The project has closely followed the case in Turkey of a man who ran over his 17 year old pregnant wife and killed her because she had been raped by his brother. KHRP was the only international observer at case which began in August 2009 and continues today. In this case, the state failed to uphold its commitment to human rights law concerned with gender based violence and discrimination. KHRP was disturbed to learn from its partner organisation the Van Women’s Association that at the most recent hearing on the 21 February 2011, a fight broke out between Pesen’s family and the accused, and the security in the courtroom battered the victim’s family. This horrific killing of Eylem Pesen again highlights the fact that much more needs to be done to improve the situation on women’s rights in the region and to insure the authorities upholds their stated aims of protection of women from violent abuse.

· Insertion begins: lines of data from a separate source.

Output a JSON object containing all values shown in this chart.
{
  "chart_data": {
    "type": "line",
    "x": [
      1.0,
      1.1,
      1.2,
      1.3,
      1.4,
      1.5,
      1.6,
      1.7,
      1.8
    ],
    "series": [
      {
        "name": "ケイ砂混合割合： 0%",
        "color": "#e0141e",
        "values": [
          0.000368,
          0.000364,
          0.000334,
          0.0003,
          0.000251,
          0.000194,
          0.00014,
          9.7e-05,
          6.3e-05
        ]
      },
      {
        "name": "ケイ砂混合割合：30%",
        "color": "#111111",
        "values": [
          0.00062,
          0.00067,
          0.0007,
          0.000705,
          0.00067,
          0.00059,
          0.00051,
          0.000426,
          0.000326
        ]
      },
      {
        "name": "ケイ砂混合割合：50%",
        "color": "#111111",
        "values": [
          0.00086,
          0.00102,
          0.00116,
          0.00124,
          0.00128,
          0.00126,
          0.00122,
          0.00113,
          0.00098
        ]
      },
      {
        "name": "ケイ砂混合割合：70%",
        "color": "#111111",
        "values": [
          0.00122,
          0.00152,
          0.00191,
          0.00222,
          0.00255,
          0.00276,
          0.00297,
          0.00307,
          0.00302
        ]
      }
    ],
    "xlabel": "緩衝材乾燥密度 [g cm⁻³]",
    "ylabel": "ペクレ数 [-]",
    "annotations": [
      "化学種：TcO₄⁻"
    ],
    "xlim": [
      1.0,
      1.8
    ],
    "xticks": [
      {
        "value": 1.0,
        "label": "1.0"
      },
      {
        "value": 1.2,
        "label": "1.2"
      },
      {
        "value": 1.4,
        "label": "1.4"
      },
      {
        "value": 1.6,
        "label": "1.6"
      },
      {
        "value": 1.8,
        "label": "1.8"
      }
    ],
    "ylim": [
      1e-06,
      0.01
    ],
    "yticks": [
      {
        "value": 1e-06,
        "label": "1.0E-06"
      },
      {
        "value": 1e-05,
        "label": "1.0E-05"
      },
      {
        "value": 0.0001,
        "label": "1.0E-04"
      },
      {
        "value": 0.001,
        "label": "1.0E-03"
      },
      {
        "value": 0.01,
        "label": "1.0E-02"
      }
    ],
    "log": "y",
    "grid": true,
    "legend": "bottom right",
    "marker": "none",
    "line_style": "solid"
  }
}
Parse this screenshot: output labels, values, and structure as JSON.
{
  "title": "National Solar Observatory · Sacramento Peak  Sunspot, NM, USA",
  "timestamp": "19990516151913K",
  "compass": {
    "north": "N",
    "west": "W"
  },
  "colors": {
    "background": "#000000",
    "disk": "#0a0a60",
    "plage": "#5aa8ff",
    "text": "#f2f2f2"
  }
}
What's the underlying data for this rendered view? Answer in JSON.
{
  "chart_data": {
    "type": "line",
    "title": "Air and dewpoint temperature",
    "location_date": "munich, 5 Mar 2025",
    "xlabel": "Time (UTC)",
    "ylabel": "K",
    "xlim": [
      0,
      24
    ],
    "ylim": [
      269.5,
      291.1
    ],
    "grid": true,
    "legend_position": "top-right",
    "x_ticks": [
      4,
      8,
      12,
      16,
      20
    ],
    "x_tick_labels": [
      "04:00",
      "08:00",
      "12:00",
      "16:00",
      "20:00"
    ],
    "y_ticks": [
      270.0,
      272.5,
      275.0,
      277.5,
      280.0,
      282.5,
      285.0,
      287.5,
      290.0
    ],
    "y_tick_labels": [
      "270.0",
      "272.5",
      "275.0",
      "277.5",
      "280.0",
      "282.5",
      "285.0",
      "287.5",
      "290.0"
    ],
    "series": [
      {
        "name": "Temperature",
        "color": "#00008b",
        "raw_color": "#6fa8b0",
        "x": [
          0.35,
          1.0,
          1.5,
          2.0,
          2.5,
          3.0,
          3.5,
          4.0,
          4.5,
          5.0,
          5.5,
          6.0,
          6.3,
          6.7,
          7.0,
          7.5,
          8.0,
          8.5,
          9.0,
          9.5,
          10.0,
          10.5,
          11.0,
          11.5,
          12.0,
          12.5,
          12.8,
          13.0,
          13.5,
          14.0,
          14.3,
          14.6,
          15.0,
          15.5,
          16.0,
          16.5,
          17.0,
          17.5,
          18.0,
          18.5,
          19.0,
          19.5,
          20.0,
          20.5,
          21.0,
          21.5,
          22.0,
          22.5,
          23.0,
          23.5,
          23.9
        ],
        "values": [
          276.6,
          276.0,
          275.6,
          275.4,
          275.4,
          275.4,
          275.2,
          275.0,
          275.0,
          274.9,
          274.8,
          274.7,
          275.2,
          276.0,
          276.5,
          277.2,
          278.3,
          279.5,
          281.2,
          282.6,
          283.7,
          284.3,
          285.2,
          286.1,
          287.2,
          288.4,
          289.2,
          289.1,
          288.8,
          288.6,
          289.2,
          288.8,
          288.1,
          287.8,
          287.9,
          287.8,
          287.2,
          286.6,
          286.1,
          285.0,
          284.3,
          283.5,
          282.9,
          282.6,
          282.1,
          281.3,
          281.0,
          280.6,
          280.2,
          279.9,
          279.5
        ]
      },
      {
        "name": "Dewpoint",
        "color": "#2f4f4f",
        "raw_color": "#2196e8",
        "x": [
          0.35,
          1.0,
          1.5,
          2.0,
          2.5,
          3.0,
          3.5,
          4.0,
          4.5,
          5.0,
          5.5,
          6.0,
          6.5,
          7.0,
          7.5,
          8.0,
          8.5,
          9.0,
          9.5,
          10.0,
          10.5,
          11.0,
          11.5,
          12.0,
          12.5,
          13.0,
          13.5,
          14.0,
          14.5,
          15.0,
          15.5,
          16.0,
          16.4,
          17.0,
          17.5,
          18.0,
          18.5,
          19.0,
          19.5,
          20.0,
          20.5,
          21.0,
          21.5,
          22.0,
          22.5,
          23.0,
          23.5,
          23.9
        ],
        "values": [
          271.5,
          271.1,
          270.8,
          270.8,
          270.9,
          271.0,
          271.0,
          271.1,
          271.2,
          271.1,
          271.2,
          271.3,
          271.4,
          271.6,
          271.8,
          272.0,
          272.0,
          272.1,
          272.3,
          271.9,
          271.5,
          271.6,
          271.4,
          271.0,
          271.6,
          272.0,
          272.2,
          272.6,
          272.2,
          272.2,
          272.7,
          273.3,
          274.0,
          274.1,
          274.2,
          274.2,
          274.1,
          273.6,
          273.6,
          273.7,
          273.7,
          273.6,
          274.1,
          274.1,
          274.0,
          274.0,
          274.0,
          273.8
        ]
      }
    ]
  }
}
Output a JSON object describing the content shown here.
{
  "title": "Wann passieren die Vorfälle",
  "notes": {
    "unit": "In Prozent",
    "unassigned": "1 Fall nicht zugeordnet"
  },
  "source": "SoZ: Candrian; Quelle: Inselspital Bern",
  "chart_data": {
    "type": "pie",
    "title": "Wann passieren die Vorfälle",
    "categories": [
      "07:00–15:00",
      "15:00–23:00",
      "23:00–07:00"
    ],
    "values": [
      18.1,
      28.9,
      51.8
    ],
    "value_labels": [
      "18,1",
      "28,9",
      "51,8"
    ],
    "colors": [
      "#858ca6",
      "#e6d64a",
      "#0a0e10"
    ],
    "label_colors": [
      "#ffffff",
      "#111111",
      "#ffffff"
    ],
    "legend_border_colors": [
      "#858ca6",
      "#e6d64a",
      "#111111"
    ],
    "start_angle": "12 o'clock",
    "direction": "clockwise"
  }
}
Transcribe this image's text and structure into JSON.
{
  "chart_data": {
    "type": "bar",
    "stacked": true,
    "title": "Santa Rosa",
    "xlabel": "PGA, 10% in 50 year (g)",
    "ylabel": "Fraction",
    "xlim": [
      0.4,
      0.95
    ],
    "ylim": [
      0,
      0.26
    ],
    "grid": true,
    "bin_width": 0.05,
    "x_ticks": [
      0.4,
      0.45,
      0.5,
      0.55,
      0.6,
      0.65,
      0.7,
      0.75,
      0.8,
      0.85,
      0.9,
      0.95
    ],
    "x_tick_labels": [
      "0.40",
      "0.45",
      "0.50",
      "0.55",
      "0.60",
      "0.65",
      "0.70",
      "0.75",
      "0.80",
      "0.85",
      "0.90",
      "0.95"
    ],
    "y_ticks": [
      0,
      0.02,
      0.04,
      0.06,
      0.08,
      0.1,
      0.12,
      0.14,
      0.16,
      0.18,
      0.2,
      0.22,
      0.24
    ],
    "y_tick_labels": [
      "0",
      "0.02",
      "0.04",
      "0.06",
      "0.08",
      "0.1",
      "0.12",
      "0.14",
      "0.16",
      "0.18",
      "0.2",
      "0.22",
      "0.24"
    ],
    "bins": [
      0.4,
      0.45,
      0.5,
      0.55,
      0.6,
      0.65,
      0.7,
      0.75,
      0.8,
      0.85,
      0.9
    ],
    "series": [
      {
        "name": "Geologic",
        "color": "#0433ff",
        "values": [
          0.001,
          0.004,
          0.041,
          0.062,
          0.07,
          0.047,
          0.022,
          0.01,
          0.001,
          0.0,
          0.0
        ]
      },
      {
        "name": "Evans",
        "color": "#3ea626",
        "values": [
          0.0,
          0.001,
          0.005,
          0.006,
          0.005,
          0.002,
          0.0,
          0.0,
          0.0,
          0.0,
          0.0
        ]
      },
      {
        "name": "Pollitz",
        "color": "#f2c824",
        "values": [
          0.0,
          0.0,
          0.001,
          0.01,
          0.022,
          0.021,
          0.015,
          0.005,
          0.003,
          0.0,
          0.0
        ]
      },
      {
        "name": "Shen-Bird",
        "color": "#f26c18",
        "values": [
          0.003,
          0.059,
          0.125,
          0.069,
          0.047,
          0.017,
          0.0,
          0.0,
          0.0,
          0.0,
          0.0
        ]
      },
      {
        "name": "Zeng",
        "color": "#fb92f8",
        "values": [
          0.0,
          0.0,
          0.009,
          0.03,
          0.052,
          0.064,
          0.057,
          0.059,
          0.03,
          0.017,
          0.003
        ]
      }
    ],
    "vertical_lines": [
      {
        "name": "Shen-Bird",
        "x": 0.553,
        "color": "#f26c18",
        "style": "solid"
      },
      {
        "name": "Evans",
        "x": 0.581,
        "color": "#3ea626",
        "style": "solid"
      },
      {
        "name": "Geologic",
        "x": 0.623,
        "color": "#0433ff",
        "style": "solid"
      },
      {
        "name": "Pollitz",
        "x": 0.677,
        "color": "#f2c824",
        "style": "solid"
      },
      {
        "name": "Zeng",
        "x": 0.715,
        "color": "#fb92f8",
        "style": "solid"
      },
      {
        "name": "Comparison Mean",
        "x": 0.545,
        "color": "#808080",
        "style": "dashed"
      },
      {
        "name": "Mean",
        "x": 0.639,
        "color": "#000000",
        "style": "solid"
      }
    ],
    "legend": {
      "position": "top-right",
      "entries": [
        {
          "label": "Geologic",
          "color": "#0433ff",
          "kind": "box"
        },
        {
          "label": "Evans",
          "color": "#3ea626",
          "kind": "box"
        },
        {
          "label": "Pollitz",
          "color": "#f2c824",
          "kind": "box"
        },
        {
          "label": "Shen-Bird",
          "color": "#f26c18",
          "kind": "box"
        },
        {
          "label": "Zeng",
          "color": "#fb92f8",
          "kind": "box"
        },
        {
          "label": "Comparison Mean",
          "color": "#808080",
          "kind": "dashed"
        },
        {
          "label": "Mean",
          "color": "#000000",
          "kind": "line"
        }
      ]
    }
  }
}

In addition, just over a week ago, a 13 year old girl’s abusers in Mardin were given reduced sentences for her rape because she was deemed willing. The Court gave no consideration of her age and the fact that she deserved special protection as a child. In the trial and it was reported that she was made to re-enact sexual positions in one of the hearings where she gave testimony.
Women across the Kurdish regions deserve much more from their governments and those charged with implementing the law. The project urges governments in the region to ensure that women’s rights are considered integral to the advancement of human rights as a whole. Equally, the international community has an obligation to support the networks of men and women working support these rights.